To claim deductions under Section 80DD of the Income Tax Act for medical expenses of disabled dependents, you need to meet the following eligibility criteria:

  • Resident Individual: Only resident individuals, whether they are employees or self-employed, are eligible to claim deductions under Section 80DD.
  • Dependent with Disability: The deduction can be claimed for a dependent with a disability who can be any of the following:
    • Spouse
    • Children (including adult children)
    • Parents
    • Siblings (in case the individual has no spouse, children, or parents)
  • Disability Certificate: You must possess a valid disability certificate issued by a prescribed medical authority. The certificate should clearly mention the type and extent of disability.
  • Financial Dependency: The disabled dependent must be financially dependent on you. It means that the disabled individual should not have an annual income exceeding the specified limit, which is currently set at Rs. 3 lakhs per annum. However, if the disabled dependent engages in any income-generating activity due to their disability, they can still be considered dependent if their income is below the threshold.
  • Amount of Deduction: The amount of deduction you can claim depends on the extent of disability:
    • For disability: A fixed deduction of Rs. 75,000 can be claimed.
    • For severe disability: A higher deduction of Rs. 1,25,000 can be claimed.

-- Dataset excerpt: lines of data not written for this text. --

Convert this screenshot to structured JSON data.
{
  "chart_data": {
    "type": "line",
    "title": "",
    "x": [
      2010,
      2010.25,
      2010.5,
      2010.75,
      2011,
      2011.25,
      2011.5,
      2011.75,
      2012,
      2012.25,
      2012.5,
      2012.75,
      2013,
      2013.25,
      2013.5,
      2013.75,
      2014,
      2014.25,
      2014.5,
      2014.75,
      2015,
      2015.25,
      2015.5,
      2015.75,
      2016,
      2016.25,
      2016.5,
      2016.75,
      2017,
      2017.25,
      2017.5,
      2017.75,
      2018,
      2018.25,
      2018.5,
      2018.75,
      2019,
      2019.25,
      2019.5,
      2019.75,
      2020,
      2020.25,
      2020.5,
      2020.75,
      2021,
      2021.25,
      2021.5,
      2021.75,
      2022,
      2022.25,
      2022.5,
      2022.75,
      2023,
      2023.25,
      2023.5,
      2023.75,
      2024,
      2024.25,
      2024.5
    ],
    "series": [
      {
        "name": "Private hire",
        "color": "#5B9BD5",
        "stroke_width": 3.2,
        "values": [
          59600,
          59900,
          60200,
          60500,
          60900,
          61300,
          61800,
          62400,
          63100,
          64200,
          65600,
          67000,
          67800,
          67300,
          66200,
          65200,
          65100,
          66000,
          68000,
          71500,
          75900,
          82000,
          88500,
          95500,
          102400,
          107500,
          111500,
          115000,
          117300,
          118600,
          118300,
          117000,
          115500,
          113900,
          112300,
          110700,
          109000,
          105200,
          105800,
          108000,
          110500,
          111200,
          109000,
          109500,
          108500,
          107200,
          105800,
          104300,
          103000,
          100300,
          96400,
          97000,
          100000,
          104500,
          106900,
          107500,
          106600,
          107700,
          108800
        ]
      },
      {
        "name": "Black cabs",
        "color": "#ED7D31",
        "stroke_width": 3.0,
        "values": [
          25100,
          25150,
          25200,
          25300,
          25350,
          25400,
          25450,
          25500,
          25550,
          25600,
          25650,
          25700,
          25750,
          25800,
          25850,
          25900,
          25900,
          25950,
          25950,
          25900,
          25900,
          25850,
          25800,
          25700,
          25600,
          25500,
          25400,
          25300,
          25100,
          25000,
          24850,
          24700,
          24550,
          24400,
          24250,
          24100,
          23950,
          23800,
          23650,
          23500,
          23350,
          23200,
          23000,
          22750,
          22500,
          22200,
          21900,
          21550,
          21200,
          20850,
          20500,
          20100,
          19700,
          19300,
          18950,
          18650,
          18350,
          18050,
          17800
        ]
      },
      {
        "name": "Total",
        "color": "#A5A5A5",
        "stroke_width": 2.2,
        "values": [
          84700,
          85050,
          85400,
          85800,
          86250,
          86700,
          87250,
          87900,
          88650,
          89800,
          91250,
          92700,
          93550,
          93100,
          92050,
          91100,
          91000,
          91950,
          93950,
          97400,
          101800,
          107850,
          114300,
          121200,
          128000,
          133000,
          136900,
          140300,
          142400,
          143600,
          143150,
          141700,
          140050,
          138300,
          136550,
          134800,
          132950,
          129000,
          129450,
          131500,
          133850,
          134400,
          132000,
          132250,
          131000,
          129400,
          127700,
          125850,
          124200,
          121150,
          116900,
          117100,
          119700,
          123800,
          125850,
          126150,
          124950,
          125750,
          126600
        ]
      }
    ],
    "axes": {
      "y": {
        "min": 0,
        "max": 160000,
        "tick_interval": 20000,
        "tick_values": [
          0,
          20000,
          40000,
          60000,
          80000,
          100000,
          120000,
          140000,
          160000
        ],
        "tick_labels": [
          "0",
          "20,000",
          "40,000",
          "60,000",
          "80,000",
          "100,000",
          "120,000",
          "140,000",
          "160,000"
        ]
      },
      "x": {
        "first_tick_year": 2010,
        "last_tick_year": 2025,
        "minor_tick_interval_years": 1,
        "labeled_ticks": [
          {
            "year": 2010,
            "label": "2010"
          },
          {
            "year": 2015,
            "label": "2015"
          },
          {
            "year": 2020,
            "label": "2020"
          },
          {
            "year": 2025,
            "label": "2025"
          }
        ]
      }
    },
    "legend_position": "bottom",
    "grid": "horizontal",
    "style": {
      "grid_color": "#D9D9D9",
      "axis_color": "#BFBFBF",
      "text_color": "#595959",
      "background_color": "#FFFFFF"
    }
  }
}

It’s important to note that to claim deductions under Section 80DD, you need to fulfill all the mentioned criteria. The deduction can be claimed by filing your income tax return and providing the necessary details and documents.

It’s recommended to consult with a tax professional or refer to the official guidelines provided by the income tax department for accurate and up-to-date information specific to your situation.